Ia menegaskan, para petugas tidak menutup mata terhadap adanya anggaran perbatasan yang disediakan bagi personel pos. Namun, menurutnya, hal itu tidak dapat dijadikan pembenaran untuk mengabaikan kebutuhan dasar petugas yang bertugas jauh dari keluarga.

 

“Bhakti kami nyata di lapangan. Tapi kami juga manusia, punya keluarga yang harus dinafkahi,” tambahnya.

 

Di Hari Bhakti Imigrasi ke-76, pengakuan ini menjadi tamparan keras bagi semangat reformasi birokrasi dan slogan pengabdian yang kerap digaungkan dalam seremoni.
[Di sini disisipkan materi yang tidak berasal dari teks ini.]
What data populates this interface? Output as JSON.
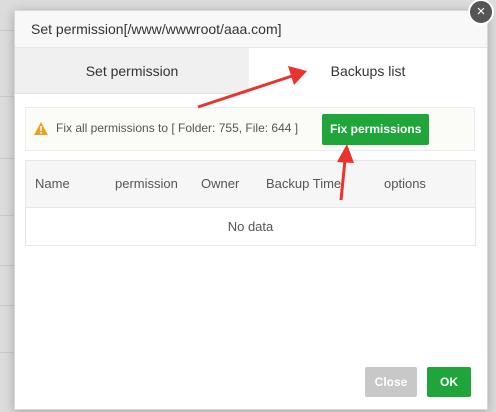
{
  "dialog": {
    "title": "Set permission[/www/wwwroot/aaa.com]",
    "close_glyph": "×"
  },
  "tabs": [
    {
      "label": "Set permission",
      "active": false
    },
    {
      "label": "Backups list",
      "active": true
    }
  ],
  "notice": {
    "icon": "warning-icon",
    "text": "Fix all permissions to [ Folder: 755, File: 644 ]",
    "button_label": "Fix permissions"
  },
  "table": {
    "columns": [
      "Name",
      "permission",
      "Owner",
      "Backup Time",
      "options"
    ],
    "empty_text": "No data"
  },
  "footer": {
    "close_label": "Close",
    "ok_label": "OK"
  },
  "colors": {
    "accent_green": "#20a53a",
    "disabled_gray": "#c8c8c8",
    "annotation_red": "#e8332e",
    "warning_orange": "#f0a020"
  }
}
Ketika pengabdian dimaknai sebagai pengorbanan tanpa batas dari bawah, sementara dugaan beban finansial justru mengalir ke atas, makna “bhakti” patut dipertanyakan.

 

Media ini juga masih berupaya memperoleh tanggapan dari pihak Kantor Wilayah maupun Direktorat Jenderal Imigrasi.

 

Publik kini menunggu langkah nyata dari pemerintah pusat. Di usia ke-76, Hari Bhakti Imigrasi seharusnya tidak berhenti pada seremoni dan slogan, tetapi menjadi momentum bersih-bersih internal, memastikan bahwa pengabdian di perbatasan tidak dibalas dengan beban yang mencederai rasa keadilan.

banner 336x280

Tinggalkan Balasan

Alamat email Anda tidak akan dipublikasikan. Ruas yang wajib ditandai *

No More Posts Available.

No more pages to load.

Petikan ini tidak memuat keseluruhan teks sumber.